Agonaler Autismus

Aus Krimpedia – das Kriminologie-Wiki
Zur Navigation springen Zur Suche springen

Agonaler Autismus ist eine Form gewaltsamer Konfliktaustragung, in der die Parteien "mangels normativer Metaebene zu einer Art Selbstgenügsamkeit verdammt (sind); sie kämpfen zwar gegeneinander, existieren aber im Hinblick auf die Codierungen Recht/Unrecht, richtig/falsch, moralisch/unmoralisch gut/böse usw. in unverbundenen Wirklilchkeiten, d.h. in einer Situation, die man im Gegensatz zu Wilhelm Mühlmanns (1961) agonaler Partnerschaft als agoanlen Autismus bezeichnen könnte (Scheerer 2011: 4).


Begriff

Agonal: von altgriechisch ἀγών, urspr. "Versammlung", "Versammlungsort", später: „Kampf“, „(geordneter) Wettkampf“). Hier: auf den Wettstreit im militärischen Konflikt bezogen

Autismus: metaphorisch. So wie die Persönlichkeitsstörung des Autismus durch qualitative Abweichungen in den wechselseitigen sozialen Interaktionen und Kommunikationsmustern und durch ein eingeschränktes, stereotypes, sich wiederholendes Repertoire von Interessen und Aktivitäten gekennzeichnet ist (Begriff geprägt von Eugen Bleuler 1911 und zunächst als eines ihrer Grundsymptome nur auf Schizophrenie bezogen - die Zurückgezogenheit in eine innere Gedankenwelt, nämlich als „Loslösung von der Wirklichkeit zusammen mit dem relativen oder absoluten Überwiegen des Binnenlebens“; von Freud dann annähernd mit Narzissmus/narzisstisch im Gegensatz zu "sozial" gleichgesetzt] und so wie der Begriff des Autismus heute immer mehr auch in einem allgemeinen Sinne als "Leben in einer eigenen Gedanken- und Vorstellungswelt" und als "Selbstbezogenheit" ganz generell verstanden wird, so bedeutet Autismus im Zusammenhang der militärischen Konflikte das Fehlen einer mit dem Gegner geteilten normativen Metaebene, die eine Verständigung etwa durch Verhandlungen ermöglichen würde. Der agonale Autist kennt nur sich selbst, seine eigene Sicht der Dinge und seine eigenen Interessen und ist zu keiner Respektierung des Gegners bereit.

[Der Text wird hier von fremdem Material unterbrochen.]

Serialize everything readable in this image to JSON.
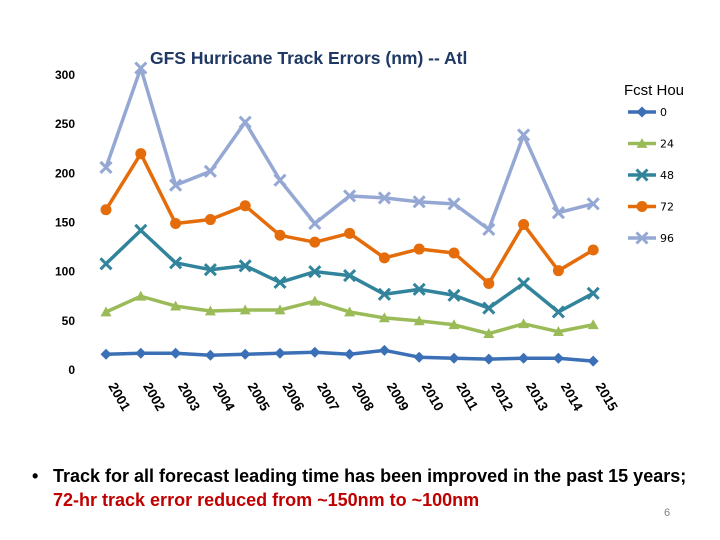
{
  "chart_data": {
    "type": "line",
    "title": "GFS Hurricane Track Errors (nm) -- Atl",
    "legend_title": "Fcst Hou",
    "xlabel": "",
    "ylabel": "",
    "ylim": [
      0,
      300
    ],
    "y_ticks": [
      "0",
      "50",
      "100",
      "150",
      "200",
      "250",
      "300"
    ],
    "categories": [
      "2001",
      "2002",
      "2003",
      "2004",
      "2005",
      "2006",
      "2007",
      "2008",
      "2009",
      "2010",
      "2011",
      "2012",
      "2013",
      "2014",
      "2015"
    ],
    "series": [
      {
        "name": "0",
        "color": "#3b6fb6",
        "marker": "diamond",
        "values": [
          16,
          17,
          17,
          15,
          16,
          17,
          18,
          16,
          20,
          13,
          12,
          11,
          12,
          12,
          9
        ]
      },
      {
        "name": "24",
        "color": "#9bbb59",
        "marker": "triangle",
        "values": [
          59,
          75,
          65,
          60,
          61,
          61,
          70,
          59,
          53,
          50,
          46,
          37,
          47,
          39,
          46
        ]
      },
      {
        "name": "48",
        "color": "#31849b",
        "marker": "x",
        "values": [
          108,
          142,
          109,
          102,
          106,
          89,
          100,
          96,
          77,
          82,
          76,
          63,
          88,
          59,
          78
        ]
      },
      {
        "name": "72",
        "color": "#e46c0a",
        "marker": "circle",
        "values": [
          163,
          220,
          149,
          153,
          167,
          137,
          130,
          139,
          114,
          123,
          119,
          88,
          148,
          101,
          122
        ]
      },
      {
        "name": "96",
        "color": "#95a8d4",
        "marker": "x",
        "values": [
          206,
          307,
          188,
          202,
          252,
          193,
          149,
          177,
          175,
          171,
          169,
          143,
          239,
          160,
          169
        ]
      }
    ]
  },
  "bullet": {
    "symbol": "•",
    "text_before": "Track for all forecast leading time has been improved in the past 15 years; ",
    "highlight": "72-hr track error reduced from ~150nm to ~100nm",
    "highlight_color": "#c00000"
  },
  "page_number": "6"
}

Elemente des agonalen Autismus:

  1. Ursachen-Narrativ selbstbezogen und selbstgerecht (diskrepante Interpunktion).
  2. Eskalation im Vertrauen auf den totalen Sieg.
  3. Dämonisierung des Feindes
  4. Regellosigkeit der Gewalt


Weblinks und Literatur

  • Mühlmann, Wilhelm E. (1940) Krieg und Frieden. Heidelberg: Carl Winter.
  • Scheerer, Sebastian (2011) Agonaler Autismus und diskrepante Interpunktion. Zwei Restriktionen im Umgang mit terroristischer Gewalt. IKS Working Papers Series Nr. 2 - März 2011.